Journal Entry: Making Abstractions Concrete
List a series of abstract human qualities or experiences. You might include words such as love, generosity, heartache, triumph, hate. Choose one as the subject of your meditation.
In the same way as before, get comfortable, close your eyes, take a deep breath and relax. Keep breathing deeply and slowly, and when you feel ready, bring to mind the abstraction you chose earlier. Imagine the word as glowing letters on a dark screen, like a movie title.
Now begin to think of specific incidents which illustrate that word. What moments of life come to mind? Choose one of these times and pay close attention to the sensory images which constitute this instant. Let your imagination linger over the sights, sounds, touches, smells, and tastes.
When you feel ready, take a deep breath, open your eyes, and pick up your journal. Jot down the images which came to mind during your meditation. If you wish, develop these images into a poem. Be careful to leave out the abstract word itself. Instead, show the audience the idea you want to express.

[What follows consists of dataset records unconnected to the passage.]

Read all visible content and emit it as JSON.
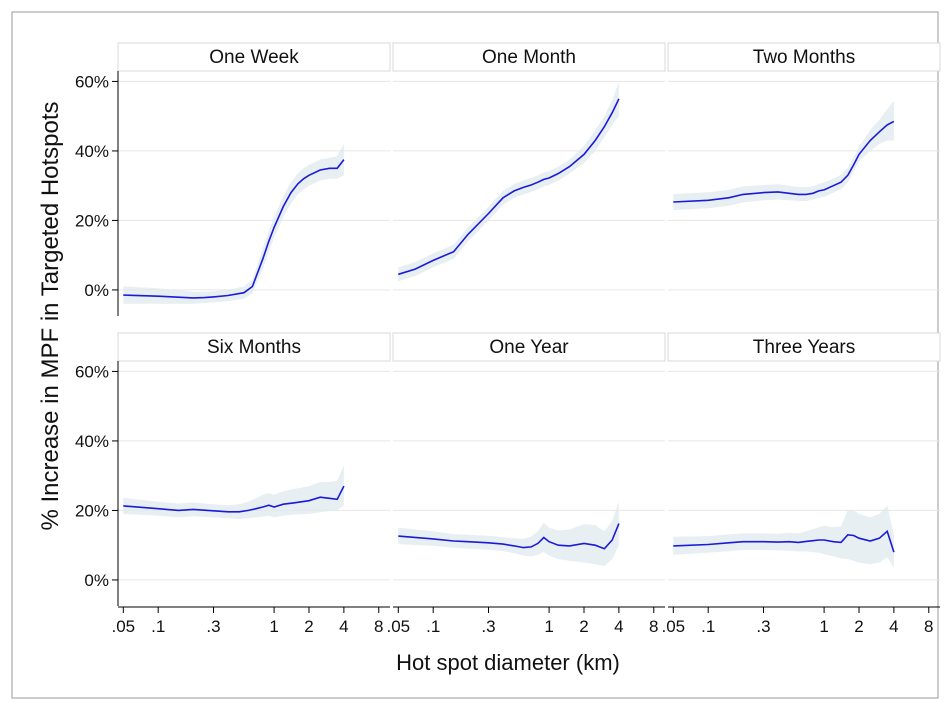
{
  "chart_data": {
    "type": "line",
    "xlabel": "Hot spot diameter (km)",
    "ylabel": "% Increase in MPF in Targeted Hotspots",
    "x_scale": "log",
    "xlim": [
      0.045,
      10
    ],
    "ylim": [
      -0.075,
      0.63
    ],
    "x_ticks": [
      0.05,
      0.1,
      0.3,
      1,
      2,
      4,
      8
    ],
    "x_tick_labels": [
      ".05",
      ".1",
      ".3",
      "1",
      "2",
      "4",
      "8"
    ],
    "y_ticks": [
      0,
      0.2,
      0.4,
      0.6
    ],
    "y_tick_labels": [
      "0%",
      "20%",
      "40%",
      "60%"
    ],
    "grid": true,
    "line_color": "#1a1ad9",
    "band_color": "#dfeaed",
    "panels": [
      {
        "name": "One Week",
        "x": [
          0.05,
          0.1,
          0.2,
          0.25,
          0.3,
          0.4,
          0.55,
          0.65,
          0.8,
          0.9,
          1.0,
          1.2,
          1.4,
          1.6,
          1.8,
          2.0,
          2.5,
          3.0,
          3.5,
          4.0
        ],
        "y": [
          -0.015,
          -0.018,
          -0.023,
          -0.022,
          -0.02,
          -0.016,
          -0.008,
          0.01,
          0.09,
          0.14,
          0.18,
          0.24,
          0.28,
          0.305,
          0.32,
          0.33,
          0.345,
          0.35,
          0.35,
          0.375
        ],
        "lower": [
          -0.04,
          -0.04,
          -0.04,
          -0.038,
          -0.036,
          -0.032,
          -0.025,
          -0.01,
          0.06,
          0.11,
          0.15,
          0.21,
          0.25,
          0.275,
          0.29,
          0.3,
          0.315,
          0.32,
          0.32,
          0.33
        ],
        "upper": [
          0.01,
          0.005,
          -0.005,
          -0.005,
          -0.004,
          0.0,
          0.01,
          0.03,
          0.12,
          0.17,
          0.21,
          0.27,
          0.31,
          0.335,
          0.35,
          0.36,
          0.375,
          0.38,
          0.385,
          0.42
        ]
      },
      {
        "name": "One Month",
        "x": [
          0.05,
          0.07,
          0.1,
          0.15,
          0.2,
          0.3,
          0.4,
          0.5,
          0.6,
          0.7,
          0.8,
          0.9,
          1.0,
          1.2,
          1.5,
          2.0,
          2.5,
          3.0,
          3.5,
          4.0
        ],
        "y": [
          0.045,
          0.06,
          0.085,
          0.11,
          0.16,
          0.22,
          0.265,
          0.285,
          0.295,
          0.302,
          0.31,
          0.318,
          0.322,
          0.335,
          0.355,
          0.39,
          0.43,
          0.47,
          0.51,
          0.55
        ],
        "lower": [
          0.025,
          0.04,
          0.065,
          0.09,
          0.14,
          0.2,
          0.245,
          0.265,
          0.275,
          0.282,
          0.29,
          0.298,
          0.302,
          0.315,
          0.335,
          0.365,
          0.4,
          0.44,
          0.475,
          0.5
        ],
        "upper": [
          0.065,
          0.08,
          0.105,
          0.13,
          0.18,
          0.24,
          0.285,
          0.305,
          0.315,
          0.322,
          0.33,
          0.338,
          0.342,
          0.355,
          0.375,
          0.415,
          0.46,
          0.5,
          0.545,
          0.6
        ]
      },
      {
        "name": "Two Months",
        "x": [
          0.05,
          0.1,
          0.15,
          0.2,
          0.3,
          0.4,
          0.5,
          0.6,
          0.7,
          0.8,
          0.9,
          1.0,
          1.2,
          1.4,
          1.6,
          1.8,
          2.0,
          2.5,
          3.0,
          3.5,
          4.0
        ],
        "y": [
          0.253,
          0.258,
          0.265,
          0.275,
          0.28,
          0.282,
          0.278,
          0.275,
          0.275,
          0.278,
          0.285,
          0.288,
          0.3,
          0.31,
          0.33,
          0.36,
          0.39,
          0.43,
          0.455,
          0.475,
          0.485
        ],
        "lower": [
          0.23,
          0.235,
          0.242,
          0.252,
          0.258,
          0.26,
          0.258,
          0.256,
          0.256,
          0.26,
          0.265,
          0.268,
          0.28,
          0.29,
          0.31,
          0.34,
          0.37,
          0.4,
          0.42,
          0.43,
          0.43
        ],
        "upper": [
          0.276,
          0.281,
          0.288,
          0.298,
          0.302,
          0.304,
          0.3,
          0.296,
          0.296,
          0.298,
          0.305,
          0.31,
          0.32,
          0.332,
          0.352,
          0.382,
          0.412,
          0.46,
          0.49,
          0.52,
          0.545
        ]
      },
      {
        "name": "Six Months",
        "x": [
          0.05,
          0.1,
          0.15,
          0.2,
          0.3,
          0.4,
          0.5,
          0.6,
          0.7,
          0.8,
          0.9,
          1.0,
          1.2,
          1.5,
          2.0,
          2.5,
          3.0,
          3.5,
          4.0
        ],
        "y": [
          0.213,
          0.205,
          0.2,
          0.203,
          0.199,
          0.196,
          0.196,
          0.2,
          0.205,
          0.21,
          0.215,
          0.21,
          0.218,
          0.222,
          0.228,
          0.238,
          0.235,
          0.232,
          0.27
        ],
        "lower": [
          0.19,
          0.185,
          0.18,
          0.183,
          0.18,
          0.178,
          0.175,
          0.178,
          0.18,
          0.182,
          0.185,
          0.18,
          0.185,
          0.188,
          0.19,
          0.195,
          0.198,
          0.2,
          0.215
        ],
        "upper": [
          0.236,
          0.225,
          0.22,
          0.223,
          0.218,
          0.215,
          0.218,
          0.225,
          0.235,
          0.245,
          0.25,
          0.245,
          0.255,
          0.262,
          0.27,
          0.282,
          0.282,
          0.285,
          0.33
        ]
      },
      {
        "name": "One Year",
        "x": [
          0.05,
          0.1,
          0.15,
          0.2,
          0.3,
          0.4,
          0.5,
          0.6,
          0.7,
          0.8,
          0.9,
          1.0,
          1.2,
          1.5,
          2.0,
          2.5,
          3.0,
          3.5,
          4.0
        ],
        "y": [
          0.126,
          0.118,
          0.112,
          0.11,
          0.107,
          0.103,
          0.098,
          0.093,
          0.095,
          0.105,
          0.122,
          0.11,
          0.1,
          0.098,
          0.105,
          0.1,
          0.09,
          0.115,
          0.162
        ],
        "lower": [
          0.103,
          0.098,
          0.093,
          0.09,
          0.087,
          0.083,
          0.077,
          0.07,
          0.068,
          0.072,
          0.08,
          0.07,
          0.06,
          0.055,
          0.05,
          0.045,
          0.04,
          0.06,
          0.1
        ],
        "upper": [
          0.15,
          0.14,
          0.132,
          0.13,
          0.127,
          0.123,
          0.12,
          0.118,
          0.125,
          0.14,
          0.165,
          0.15,
          0.142,
          0.145,
          0.16,
          0.158,
          0.14,
          0.17,
          0.225
        ]
      },
      {
        "name": "Three Years",
        "x": [
          0.05,
          0.1,
          0.15,
          0.2,
          0.3,
          0.4,
          0.5,
          0.6,
          0.7,
          0.8,
          0.9,
          1.0,
          1.2,
          1.4,
          1.6,
          1.8,
          2.0,
          2.5,
          3.0,
          3.5,
          4.0
        ],
        "y": [
          0.098,
          0.102,
          0.107,
          0.11,
          0.11,
          0.109,
          0.11,
          0.108,
          0.111,
          0.113,
          0.115,
          0.115,
          0.11,
          0.108,
          0.13,
          0.128,
          0.12,
          0.112,
          0.12,
          0.14,
          0.08
        ],
        "lower": [
          0.072,
          0.078,
          0.083,
          0.086,
          0.086,
          0.085,
          0.084,
          0.082,
          0.082,
          0.08,
          0.078,
          0.074,
          0.068,
          0.062,
          0.06,
          0.055,
          0.05,
          0.045,
          0.05,
          0.065,
          0.035
        ],
        "upper": [
          0.124,
          0.126,
          0.131,
          0.134,
          0.134,
          0.133,
          0.136,
          0.134,
          0.14,
          0.146,
          0.152,
          0.156,
          0.152,
          0.154,
          0.2,
          0.2,
          0.19,
          0.18,
          0.19,
          0.215,
          0.13
        ]
      }
    ]
  }
}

Journal Entry: The Junk Drawer
Do you have a junk drawer at your house, the drawer where everyone puts those odds and ends: nails, screws, string, rubber bands, broken eyeglasses, hairbows, old batteries, leaky squirt guns, wedding invitations, everything you don't need right now but might some day?
Put your journal and a pen on the countertop, then open your junk drawer and look inside. What do you see? Take out the objects, one by one. When something seems interesting, jot down a few notes describing the object and the associated memories. Stop when you have two or three pages of notes.
Now go through your notes and choose one object. Do a freewrite for about twenty minutes on that item and its place in your life. Revise this freewrite into a poem, letting form emerge from the content. Remember, show don't tell: use vivid, concrete, detailed images, and avoid vague generalizations.